Mol Nutr Food Res. 2017 Oct;61(10). doi: 10.1002/mnfr.201700078. Epub 2017 Jul 5.

Abstract

SCOPE

Few studies have evaluated in vivo the impact of food structure on digestion, absorption of nutrients and on microbiota composition and metabolism. In this study we evaluated in rat the impact of two structures of protein emulsion in food on gut microbiota, luminal content composition, and intestinal characteristics.

METHODS AND RESULTS

Rats received for 3 weeks two diets of identical composition but based on lipid-protein matrices of liquid fine (LFE) or gelled coarse (GCE) emulsion. LFE diet led to higher abundance, when compared to the GCE, of Lactobacillaceae (Lactobacillus reuteri) in the ileum, higher β-diversity of the caecum mucus-associated bacteria. In contrast, the LFE diet led to a decrease in Akkermansia municiphila in the caecum. This coincided with heavier caecum content and higher amount of isovalerate in the LFE group. LFE diet induced an increased expression of (i) amino acid transporters in the ileum (ii) glucagon in the caecum, together with an elevated level of GLP-1 in portal plasma.

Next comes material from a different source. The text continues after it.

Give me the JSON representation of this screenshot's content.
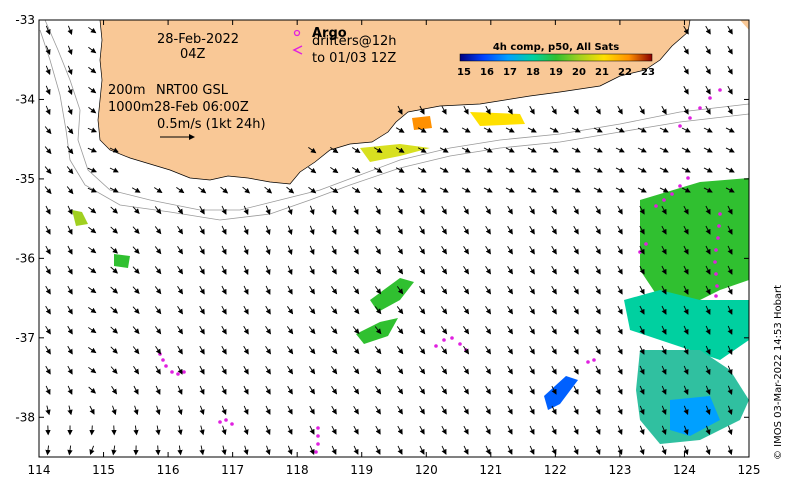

However, these intestinal effects were not associated with modification of food intake or body weight gain.

CONCLUSION

Overall, the structure of protein emulsion in food affects the expression of amino acid transporters and gut peptides concomitantly with modification of the gut microbiota composition and activity. Our data suggest that these effects of the emulsion structure are the result of a modification of protein digestion properties.

摘要

范围

很少有研究评估食物结构对消化、营养吸收以及微生物群落组成和代谢的体内影响。本研究在大鼠中评估了食物中两种蛋白质乳液结构对肠道微生物群、腔内容物组成和肠道特征的影响。

方法和结果

大鼠连续 3 周接受两种成分相同但基于液体细乳液(LFE)或凝胶粗乳液(GCE)脂质-蛋白质基质的饮食。与 GCE 相比,LFE 饮食导致回肠中乳杆菌科(雷氏乳杆菌)的丰度更高,盲肠粘液相关细菌的β多样性更高。相比之下,LFE 饮食导致盲肠中阿克曼氏菌减少。这与盲肠内容物较重和 LFE 组异戊酸含量较高相一致。LFE 饮食诱导了(i)回肠中氨基酸转运体的表达增加,(ii)盲肠中胰高血糖素的表达增加,同时门静脉血浆中 GLP-1 水平升高。然而,这些肠道效应与食物摄入量或体重增加的改变无关。

结论

总体而言,食物中蛋白质乳液的结构会影响氨基酸转运体和肠道肽的表达,同时会改变肠道微生物群的组成和活性。我们的数据表明,乳液结构的这些影响是蛋白质消化特性改变的结果。